Les travaux d’un atelier scientifique spécialisé de haut niveau sur « La langue arabe dans le contexte des migrations et de l’identité arabe en Mauritanie et dans le monde » ont débuté, ce lundi matin à Nouakchott. Organisé par l’Organisation arabe pour l’éducation, la culture et les sciences (ALECSO), en coopération avec la Commission nationale mauritanienne pour l’éducation, la culture et les sciences, cet événement de trois jours réunit une élite de professeurs, chercheurs et éducateurs nationaux et internationaux.
L’objectif central est de débattre des défis de la préservation de la langue arabe et du renforcement de l’identité linguistique et culturelle, face aux transformations démographiques et aux flux migratoires. Cet atelier s’inscrit dans le cadre des efforts nationaux visant à soutenir la langue arabe et à consolider les valeurs d’appartenance dans une société aux influences multiples.
Un pilier stratégique du projet de la réforme
Ouvrant les travaux, la ministre de l’Éducation et de la Réforme du Système d’Enseignement, Mme Houda Babah, a affirmé que son département, incarnant l’engagement du Président de la République, M. Mohamed Cheikh El Ghazouani, poursuit la consolidation de la place de l’arabe via des programmes modernes, une formation qualitative des enseignants et des politiques éducatives équilibrées. « La préservation de la langue arabe et le renforcement de sa présence représentent un choix stratégique pour l’État et une partie intégrante de son projet de réforme global », a-t-elle déclaré, soulignant que l’ouverture aux autres langues et cultures renforce, et n’affaiblit pas, le dialogue et l’intégration dans un monde en mutation.
Le Secrétaire général du Ministère de l’Enseignement supérieur et de la Recherche scientifique, M. Mohamed Bilal, a abondé dans le même sens, présentant l’atelier comme une incarnation pratique de la vision présidentielle plaçant la promotion de l’arabe et des langues nationales au premier rang des priorités. Il a salué le rôle historique de la Mauritanie, « phare de la science et bastion imprenable de l’arabe », et affirmé que cette langue est aujourd’hui comprise comme « un pilier souverain et un outil stratégique pour protéger l’unité nationale ».
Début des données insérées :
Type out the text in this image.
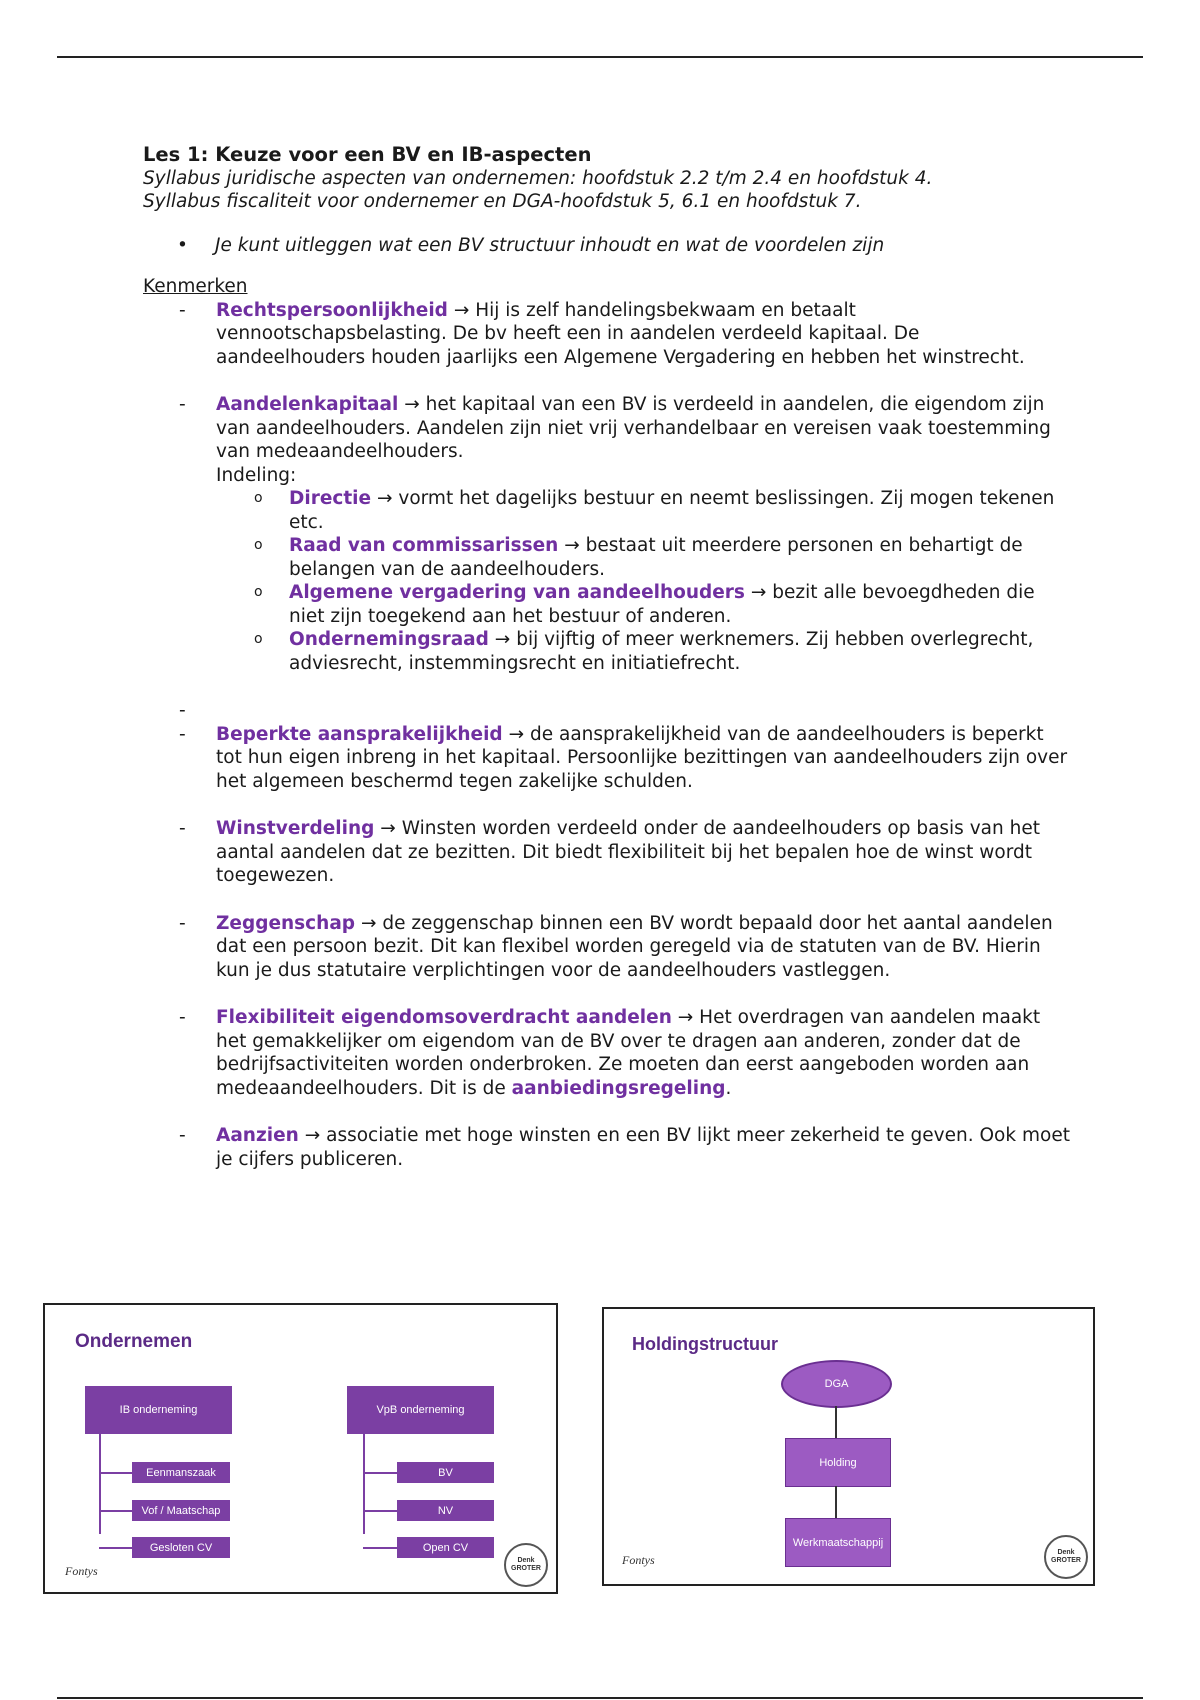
Les 1: Keuze voor een BV en IB-aspecten

Syllabus juridische aspecten van ondernemen: hoofdstuk 2.2 t/m 2.4 en hoofdstuk 4.

Syllabus fiscaliteit voor ondernemer en DGA-hoofdstuk 5, 6.1 en hoofdstuk 7.

•	Je kunt uitleggen wat een BV structuur inhoudt en wat de voordelen zijn
Kenmerken
-	Rechtspersoonlijkheid → Hij is zelf handelingsbekwaam en betaalt vennootschapsbelasting. De bv heeft een in aandelen verdeeld kapitaal. De aandeelhouders houden jaarlijks een Algemene Vergadering en hebben het winstrecht.
-	Aandelenkapitaal → het kapitaal van een BV is verdeeld in aandelen, die eigendom zijn van aandeelhouders. Aandelen zijn niet vrij verhandelbaar en vereisen vaak toestemming van medeaandeelhouders.
Indeling:
o	Directie → vormt het dagelijks bestuur en neemt beslissingen. Zij mogen tekenen etc.
o	Raad van commissarissen → bestaat uit meerdere personen en behartigt de belangen van de aandeelhouders.
o	Algemene vergadering van aandeelhouders → bezit alle bevoegdheden die niet zijn toegekend aan het bestuur of anderen.
o	Ondernemingsraad → bij vijftig of meer werknemers. Zij hebben overlegrecht, adviesrecht, instemmingsrecht en initiatiefrecht.
-
-	Beperkte aansprakelijkheid → de aansprakelijkheid van de aandeelhouders is beperkt tot hun eigen inbreng in het kapitaal. Persoonlijke bezittingen van aandeelhouders zijn over het algemeen beschermd tegen zakelijke schulden.
-	Winstverdeling → Winsten worden verdeeld onder de aandeelhouders op basis van het aantal aandelen dat ze bezitten. Dit biedt flexibiliteit bij het bepalen hoe de winst wordt toegewezen.
-	Zeggenschap → de zeggenschap binnen een BV wordt bepaald door het aantal aandelen dat een persoon bezit. Dit kan flexibel worden geregeld via de statuten van de BV. Hierin kun je dus statutaire verplichtingen voor de aandeelhouders vastleggen.
-	Flexibiliteit eigendomsoverdracht aandelen → Het overdragen van aandelen maakt het gemakkelijker om eigendom van de BV over te dragen aan anderen, zonder dat de bedrijfsactiviteiten worden onderbroken. Ze moeten dan eerst aangeboden worden aan medeaandeelhouders. Dit is de aanbiedingsregeling.
-	Aanzien → associatie met hoge winsten en een BV lijkt meer zekerheid te geven. Ook moet je cijfers publiceren.
Ondernemen
IB onderneming
Eenmanszaak
Vof / Maatschap
Gesloten CV
VpB onderneming
BV
NV
Open CV
Fontys
Denk GROTER
Holdingstructuur
DGA
Holding
Werkmaatschappij
Fontys
Denk GROTER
L’Arabe : Mémoire civilisationnelle et question d’avenir
Le Directeur général de l’ALECSO, M. Mohamed Amar, a donné une dimension civilisationnelle aux débats, définissant l’arabe comme « une structure de conscience, une profondeur d’appartenance et une mémoire civilisationnelle ». Il a estimé que le thème de l’atelier ouvre un horizon profond pour comprendre le lien complexe entre langue, identité et migrations, l’arabe étant « un véhicule porteur d’identité partout où l’être humain se déplace ». Mettant en avant le rôle historique de la Mahadara de Chinguetti, il a insisté sur la conviction de l’ALECSO que « l’arabe est une question d’avenir », appelant à développer son enseignement pour qu’il interagisse avec les défis du numérique, des migrations et de la mondialisation.
Le Secrétaire général de la Commission nationale, M. Mohamed Sidi Abdallah, a souligné la résilience de l’arabe, qui, malgré les défis de la numérisation, possède « des éléments de force renouvelés grâce à sa capacité de dérivation et de génération ».
Une position mondiale à consolider par la modernisation
Le président du Conseil de la Langue Arabe, M. El Khalil Enahoui, a rappelé la position privilégiée de l’arabe, « deuxième langue la plus répandue au monde et première en Afrique ». Cette position, due à son rôle dans la transmission des sciences et en tant que langue de religion et de civilisation, nécessite, selon lui, d’« investir dans son enseignement, moderniser ses programmes et la relier aux questions contemporaines ».
Reconnaissance et perspectives
Les activités de la première journée ont été ponctuées par la remise de trophées honorifiques à la ministre Houda Babah et au Président de la Commission Nationale, en reconnaissance de leur rôle dans le soutien aux politiques linguistiques et éducatives.
Les travaux de cet atelier, qui se poursuivront durant trois jours, se déroulent en présence du Secrétaire général du ministère de l’Éducation et de nombreux professeurs et penseurs. Les recommandations qui en émaneront sont attendues pour alimenter une vision pratique visant à soutenir les politiques linguistiques nationales et à faire face aux défis sociétaux contemporains.